In other news, a restaurant I wrote about a couple of weeks ago – Holyfields – has now shut down completely, so that’s no longer a runner at all. In its absence however, we tried out the Chicago Meatpackers restaurant a few weeks ago. The idea is pretty much the same as every US-themed restaurant the world over. They serve a lot of meaty barbecue-flavoured food, at a not-cheap price, along with plenty of beers, all while you sit in a place peppered with American football team posters and baseball team flags. Whatever about the interior décor, the place itself had some of the most delicious food I’ve had since I arrived here. Sure, the price wasn’t exactly bargain basement, but the ribs were delicious (although, I’d have liked a bowl or something to wash my hands with afterwards, other than using 20 napkins) and the mojito wasn’t half bad either. After that, we wandered along towards our home, coming along an impromptu outdoor cinema that had been set up along the main bridge between the side of the city where our apartment is, and the rest of Frankfurt.

The Museum Sign of Quality!
Another day, we reckoned with nothing to do for the afternoon, that the Museum for Communication, which is only up the road from our apartment, had to be worth a try – after all, in my eyes anyway, the fact that it had some sort of giant robot sitting on top of a statue of a horse out the front must be a sign of quality!
The nice thing about museums in Frankfurt too, if you’re not used to it, is that they’re really quite inexpensive. In Dublin, museums range from mediocre to good, but the one constant is that they’re not the most inexpensive thing to do for the afternoon. In Frankfurt meanwhile, they may also be anything from mediocre onwards, but at least you don’t feel ripped off afterwards, no matter what happens. The museum for communication was around €5 per person.

The Stuff of Nightmares.
The first exhibit, which you can skip through quite quickly if you’re not up on German politicians, is a sort of digitally-manipulated gallery of various German political and social celebrities. The main part of the museum, which was back downstairs it turned out, had exhibits which ranged from being interesting to downright bizarre. The most obvious of these was an exhibition on the ground floor, in which a bunch of sheep had been sculpted from telephone cables, with the telephone unit itself acting as their heads. Certainly, I can imagine this being the stuff of nightmares.

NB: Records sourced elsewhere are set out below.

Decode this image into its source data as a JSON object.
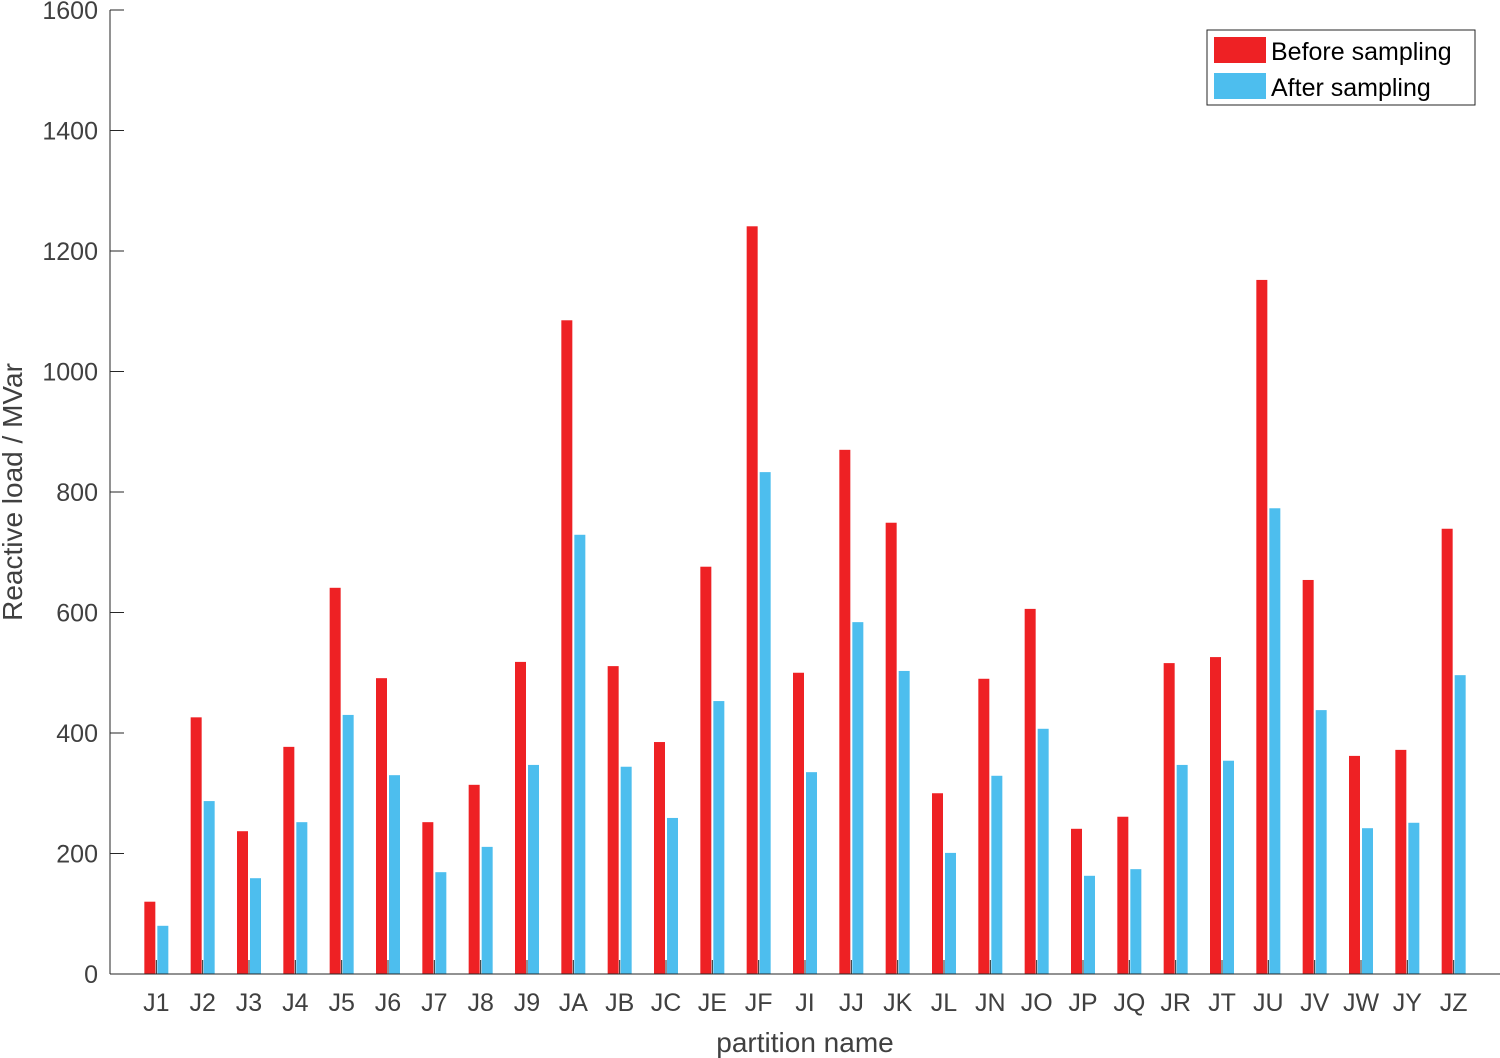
{
  "chart_data": {
    "type": "bar",
    "title": "",
    "xlabel": "partition name",
    "ylabel": "Reactive load / MVar",
    "ylim": [
      0,
      1600
    ],
    "yticks": [
      0,
      200,
      400,
      600,
      800,
      1000,
      1200,
      1400,
      1600
    ],
    "grid": false,
    "legend_placement": "top-right",
    "categories": [
      "J1",
      "J2",
      "J3",
      "J4",
      "J5",
      "J6",
      "J7",
      "J8",
      "J9",
      "JA",
      "JB",
      "JC",
      "JE",
      "JF",
      "JI",
      "JJ",
      "JK",
      "JL",
      "JN",
      "JO",
      "JP",
      "JQ",
      "JR",
      "JT",
      "JU",
      "JV",
      "JW",
      "JY",
      "JZ"
    ],
    "series": [
      {
        "name": "Before sampling",
        "color": "#ee2124",
        "values": [
          120,
          426,
          237,
          377,
          641,
          491,
          252,
          314,
          518,
          1085,
          511,
          385,
          676,
          1241,
          500,
          870,
          749,
          300,
          490,
          606,
          241,
          261,
          516,
          526,
          1152,
          654,
          362,
          372,
          739
        ]
      },
      {
        "name": "After sampling",
        "color": "#4dbeee",
        "values": [
          80,
          287,
          159,
          252,
          430,
          330,
          169,
          211,
          347,
          729,
          344,
          259,
          453,
          833,
          335,
          584,
          503,
          201,
          329,
          407,
          163,
          174,
          347,
          354,
          773,
          438,
          242,
          251,
          496
        ]
      }
    ]
  }
}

Moving along however, the museum kicked off with a timeline of telephones down through the ages, telephone exchanges, followed by a whole section devoted to the postal service. Next up, we moved along into an area that seemed to herald the development of the personal computer and the internet, beginning with a hideous looking telephone box that showed some sort of antiquated teletext, which apparently was the first sign of the internet for many Germans. Given that we hardly ever spend any time in museums (with a ‘good’ museum being an hour at most), I was certainly very impressed by what was on offer – especially since I didn’t really know what to expect from something with a neon-lit robot acting as the entrance attraction (I just presumed it must be good).

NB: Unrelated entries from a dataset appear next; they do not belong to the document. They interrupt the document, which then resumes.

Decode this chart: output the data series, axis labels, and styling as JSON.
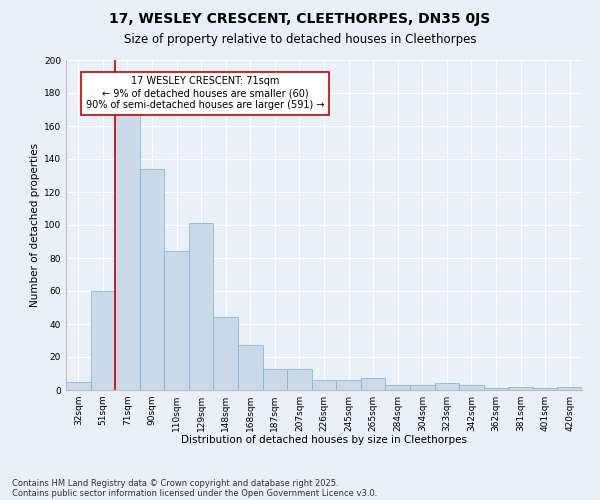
{
  "title_line1": "17, WESLEY CRESCENT, CLEETHORPES, DN35 0JS",
  "title_line2": "Size of property relative to detached houses in Cleethorpes",
  "xlabel": "Distribution of detached houses by size in Cleethorpes",
  "ylabel": "Number of detached properties",
  "categories": [
    "32sqm",
    "51sqm",
    "71sqm",
    "90sqm",
    "110sqm",
    "129sqm",
    "148sqm",
    "168sqm",
    "187sqm",
    "207sqm",
    "226sqm",
    "245sqm",
    "265sqm",
    "284sqm",
    "304sqm",
    "323sqm",
    "342sqm",
    "362sqm",
    "381sqm",
    "401sqm",
    "420sqm"
  ],
  "values": [
    5,
    60,
    167,
    134,
    84,
    101,
    44,
    27,
    13,
    13,
    6,
    6,
    7,
    3,
    3,
    4,
    3,
    1,
    2,
    1,
    2
  ],
  "bar_color": "#ccd9e8",
  "bar_edge_color": "#7bafd4",
  "vline_color": "#cc0000",
  "vline_x": 1.5,
  "annotation_text": "17 WESLEY CRESCENT: 71sqm\n← 9% of detached houses are smaller (60)\n90% of semi-detached houses are larger (591) →",
  "annotation_box_color": "#ffffff",
  "annotation_box_edge": "#cc0000",
  "ylim": [
    0,
    200
  ],
  "yticks": [
    0,
    20,
    40,
    60,
    80,
    100,
    120,
    140,
    160,
    180,
    200
  ],
  "bg_color": "#e8f0f8",
  "plot_bg_color": "#e8f0f8",
  "grid_color": "#ffffff",
  "footer_line1": "Contains HM Land Registry data © Crown copyright and database right 2025.",
  "footer_line2": "Contains public sector information licensed under the Open Government Licence v3.0.",
  "title1_fontsize": 10,
  "title2_fontsize": 8.5,
  "axis_label_fontsize": 7.5,
  "tick_fontsize": 6.5,
  "annotation_fontsize": 7,
  "footer_fontsize": 6
}
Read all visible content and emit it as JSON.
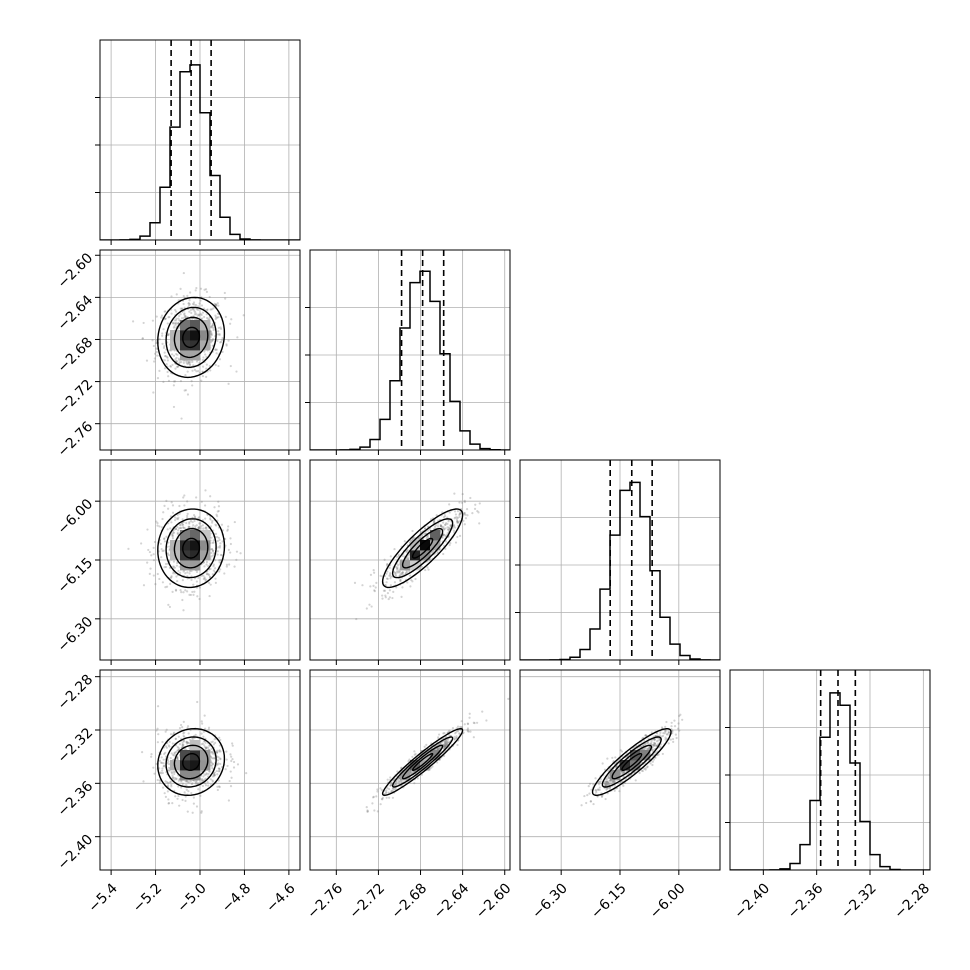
{
  "chart_data": {
    "type": "corner",
    "grid": true,
    "colors": {
      "line": "#000000",
      "grid": "#b0b0b0",
      "scatter": "#808080"
    },
    "parameters": [
      {
        "range": [
          -5.45,
          -4.55
        ],
        "ticks": [
          -5.4,
          -5.2,
          -5.0,
          -4.8,
          -4.6
        ],
        "tick_labels": [
          "−5.4",
          "−5.2",
          "−5.0",
          "−4.8",
          "−4.6"
        ],
        "quantiles": [
          -5.13,
          -5.04,
          -4.95
        ],
        "mean": -5.04,
        "sd": 0.075
      },
      {
        "range": [
          -2.785,
          -2.595
        ],
        "ticks": [
          -2.76,
          -2.72,
          -2.68,
          -2.64,
          -2.6
        ],
        "tick_labels": [
          "−2.76",
          "−2.72",
          "−2.68",
          "−2.64",
          "−2.60"
        ],
        "quantiles": [
          -2.698,
          -2.678,
          -2.658
        ],
        "mean": -2.678,
        "sd": 0.019
      },
      {
        "range": [
          -6.405,
          -5.895
        ],
        "ticks": [
          -6.3,
          -6.15,
          -6.0
        ],
        "tick_labels": [
          "−6.30",
          "−6.15",
          "−6.00"
        ],
        "quantiles": [
          -6.175,
          -6.12,
          -6.068
        ],
        "mean": -6.12,
        "sd": 0.05
      },
      {
        "range": [
          -2.425,
          -2.275
        ],
        "ticks": [
          -2.4,
          -2.36,
          -2.32,
          -2.28
        ],
        "tick_labels": [
          "−2.40",
          "−2.36",
          "−2.32",
          "−2.28"
        ],
        "quantiles": [
          -2.357,
          -2.344,
          -2.331
        ],
        "mean": -2.344,
        "sd": 0.0125
      }
    ],
    "correlations": {
      "1-0": 0.1,
      "2-0": 0.05,
      "2-1": 0.85,
      "3-0": 0.1,
      "3-1": 0.95,
      "3-2": 0.9
    }
  }
}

Germany's Most Awful Shopping Experience...
To cap off our recent weekend experiences, we decided to take the train out to a big out-of-town shopping centre called ‘Nordwestzentrum’. Don’t get me wrong, I had the fear long before we even got on the train that the whole place would be a huge German version of Dundrum Shopping Centre, but it wasn’t – it was much, much worse. To start with, temperatures on the day in question had climbed to a high of 37 degrees and the shopping centre not only badly lacked air conditioning, it was also covered in glass and it felt like we were stomping around a greenhouse in the midday sun, rather than a shopping centre. In actual fact, I’m pretty sure I drank more water in that shopping centre for the one hour we were there, than I did the whole time we were trekking through the Penang National Park in Malaysia. It was sweltering hot, and it otherwise had all the hallmarks of what I hate about Dundrum shopping centre – not only were there ourselves, ready to pass out from the unbearable heat, there was also crowds of German teenagers, swarming through the place, evidently looking for some way to pass the time.

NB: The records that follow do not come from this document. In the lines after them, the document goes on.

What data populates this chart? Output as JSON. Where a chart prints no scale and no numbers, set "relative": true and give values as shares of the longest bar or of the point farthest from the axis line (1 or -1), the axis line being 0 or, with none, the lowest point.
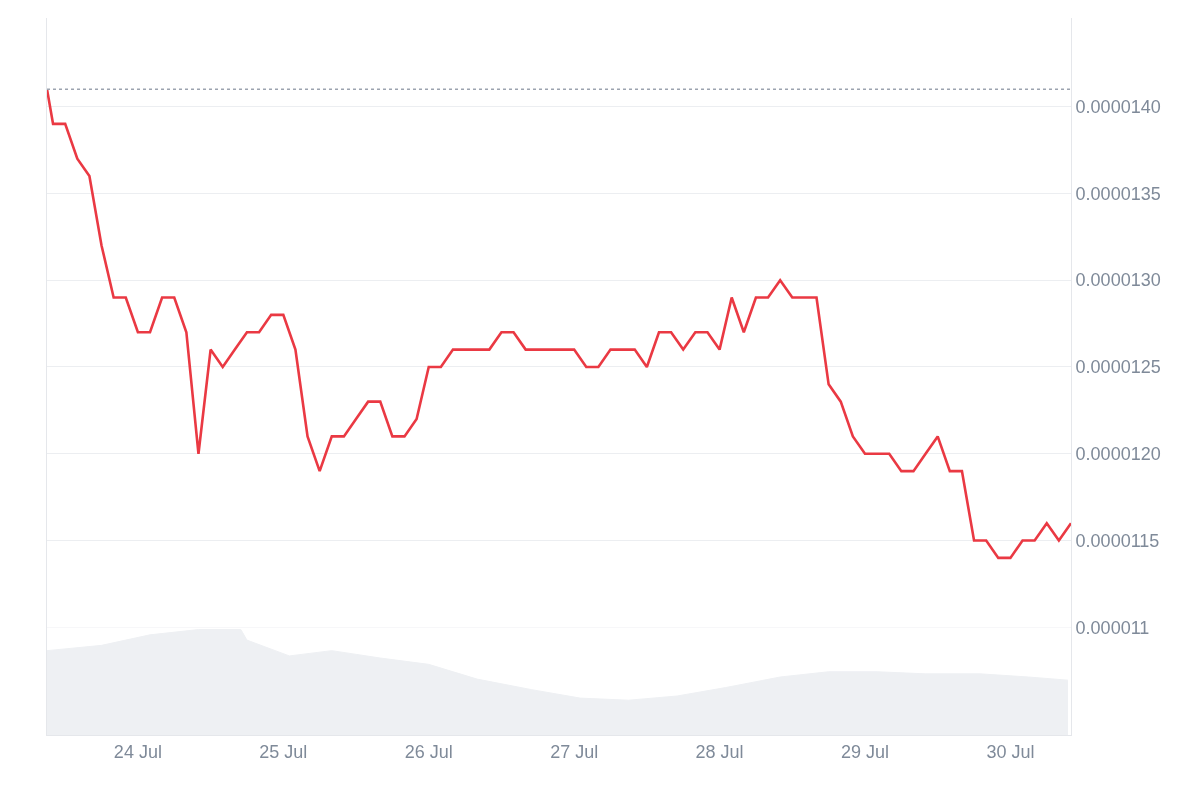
{
  "chart_data": [
    {
      "type": "line",
      "color": "#ea3943",
      "x": [
        "--07-23T09:00",
        "--07-23T10:00",
        "--07-23T12:00",
        "--07-23T14:00",
        "--07-23T16:00",
        "--07-23T18:00",
        "--07-23T20:00",
        "--07-23T22:00",
        "--07-24T00:00",
        "--07-24T02:00",
        "--07-24T04:00",
        "--07-24T06:00",
        "--07-24T08:00",
        "--07-24T10:00",
        "--07-24T12:00",
        "--07-24T14:00",
        "--07-24T16:00",
        "--07-24T18:00",
        "--07-24T20:00",
        "--07-24T22:00",
        "--07-25T00:00",
        "--07-25T02:00",
        "--07-25T04:00",
        "--07-25T06:00",
        "--07-25T08:00",
        "--07-25T10:00",
        "--07-25T12:00",
        "--07-25T14:00",
        "--07-25T16:00",
        "--07-25T18:00",
        "--07-25T20:00",
        "--07-25T22:00",
        "--07-26T00:00",
        "--07-26T02:00",
        "--07-26T04:00",
        "--07-26T06:00",
        "--07-26T08:00",
        "--07-26T10:00",
        "--07-26T12:00",
        "--07-26T14:00",
        "--07-26T16:00",
        "--07-26T18:00",
        "--07-26T20:00",
        "--07-26T22:00",
        "--07-27T00:00",
        "--07-27T02:00",
        "--07-27T04:00",
        "--07-27T06:00",
        "--07-27T08:00",
        "--07-27T10:00",
        "--07-27T12:00",
        "--07-27T14:00",
        "--07-27T16:00",
        "--07-27T18:00",
        "--07-27T20:00",
        "--07-27T22:00",
        "--07-28T00:00",
        "--07-28T02:00",
        "--07-28T04:00",
        "--07-28T06:00",
        "--07-28T08:00",
        "--07-28T10:00",
        "--07-28T12:00",
        "--07-28T14:00",
        "--07-28T16:00",
        "--07-28T18:00",
        "--07-28T20:00",
        "--07-28T22:00",
        "--07-29T00:00",
        "--07-29T02:00",
        "--07-29T04:00",
        "--07-29T06:00",
        "--07-29T08:00",
        "--07-29T10:00",
        "--07-29T12:00",
        "--07-29T14:00",
        "--07-29T16:00",
        "--07-29T18:00",
        "--07-29T20:00",
        "--07-29T22:00",
        "--07-30T00:00",
        "--07-30T02:00",
        "--07-30T04:00",
        "--07-30T06:00",
        "--07-30T08:00",
        "--07-30T10:00"
      ],
      "values": [
        1.41e-05,
        1.39e-05,
        1.39e-05,
        1.37e-05,
        1.36e-05,
        1.32e-05,
        1.29e-05,
        1.29e-05,
        1.27e-05,
        1.27e-05,
        1.29e-05,
        1.29e-05,
        1.27e-05,
        1.2e-05,
        1.26e-05,
        1.25e-05,
        1.26e-05,
        1.27e-05,
        1.27e-05,
        1.28e-05,
        1.28e-05,
        1.26e-05,
        1.21e-05,
        1.19e-05,
        1.21e-05,
        1.21e-05,
        1.22e-05,
        1.23e-05,
        1.23e-05,
        1.21e-05,
        1.21e-05,
        1.22e-05,
        1.25e-05,
        1.25e-05,
        1.26e-05,
        1.26e-05,
        1.26e-05,
        1.26e-05,
        1.27e-05,
        1.27e-05,
        1.26e-05,
        1.26e-05,
        1.26e-05,
        1.26e-05,
        1.26e-05,
        1.25e-05,
        1.25e-05,
        1.26e-05,
        1.26e-05,
        1.26e-05,
        1.25e-05,
        1.27e-05,
        1.27e-05,
        1.26e-05,
        1.27e-05,
        1.27e-05,
        1.26e-05,
        1.29e-05,
        1.27e-05,
        1.29e-05,
        1.29e-05,
        1.3e-05,
        1.29e-05,
        1.29e-05,
        1.29e-05,
        1.24e-05,
        1.23e-05,
        1.21e-05,
        1.2e-05,
        1.2e-05,
        1.2e-05,
        1.19e-05,
        1.19e-05,
        1.2e-05,
        1.21e-05,
        1.19e-05,
        1.19e-05,
        1.15e-05,
        1.15e-05,
        1.14e-05,
        1.14e-05,
        1.15e-05,
        1.15e-05,
        1.16e-05,
        1.15e-05,
        1.16e-05
      ],
      "xlim": [
        "--07-23T09:00",
        "--07-30T10:00"
      ],
      "xticks": [
        {
          "value": "--07-24",
          "label": "24 Jul"
        },
        {
          "value": "--07-25",
          "label": "25 Jul"
        },
        {
          "value": "--07-26",
          "label": "26 Jul"
        },
        {
          "value": "--07-27",
          "label": "27 Jul"
        },
        {
          "value": "--07-28",
          "label": "28 Jul"
        },
        {
          "value": "--07-29",
          "label": "29 Jul"
        },
        {
          "value": "--07-30",
          "label": "30 Jul"
        }
      ],
      "ylim": [
        1.038e-05,
        1.451e-05
      ],
      "yticks": [
        {
          "value": 1.1e-05,
          "label": "0.000011"
        },
        {
          "value": 1.15e-05,
          "label": "0.0000115"
        },
        {
          "value": 1.2e-05,
          "label": "0.0000120"
        },
        {
          "value": 1.25e-05,
          "label": "0.0000125"
        },
        {
          "value": 1.3e-05,
          "label": "0.0000130"
        },
        {
          "value": 1.35e-05,
          "label": "0.0000135"
        },
        {
          "value": 1.4e-05,
          "label": "0.0000140"
        }
      ],
      "ref_lines": [
        {
          "axis": "y",
          "value": 1.41e-05,
          "color": "#9ca3af",
          "line_style": "dotted"
        }
      ],
      "grid": "y",
      "legend": false,
      "marker": "none",
      "line_style": "solid"
    },
    {
      "type": "area",
      "color": "#eef0f3",
      "relative": true,
      "tick_labels": false,
      "x": [
        "--07-23T09:00",
        "--07-23T18:00",
        "--07-24T02:00",
        "--07-24T10:00",
        "--07-24T17:00",
        "--07-24T18:00",
        "--07-25T01:00",
        "--07-25T08:00",
        "--07-25T16:00",
        "--07-26T00:00",
        "--07-26T08:00",
        "--07-26T17:00",
        "--07-27T01:00",
        "--07-27T09:00",
        "--07-27T17:00",
        "--07-28T01:00",
        "--07-28T10:00",
        "--07-28T18:00",
        "--07-29T02:00",
        "--07-29T10:00",
        "--07-29T19:00",
        "--07-30T03:00",
        "--07-30T09:30"
      ],
      "values": [
        0.8,
        0.85,
        0.95,
        1.0,
        1.0,
        0.9,
        0.75,
        0.8,
        0.73,
        0.67,
        0.53,
        0.43,
        0.35,
        0.33,
        0.37,
        0.45,
        0.55,
        0.6,
        0.6,
        0.58,
        0.58,
        0.55,
        0.52
      ],
      "xlim": [
        "--07-23T09:00",
        "--07-30T10:00"
      ]
    }
  ]
}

There was also a ‘Primark’, in which throngs of people swarmed through the place like angry fans leaving a football match. Clothes hangers lined the ground, everyone was in everyone’s way and then, as we neared the exit, we could already feel the heat again of the shopping centre. As I say, we lasted an hour before we couldn’t possibly take any more. Nordwestzentrum, never again.
In the meantime, it’s back to the drawing board for how to spend a Frankfurt weekend; I just know shopping centres will never be on that board again. All suggestions welcome.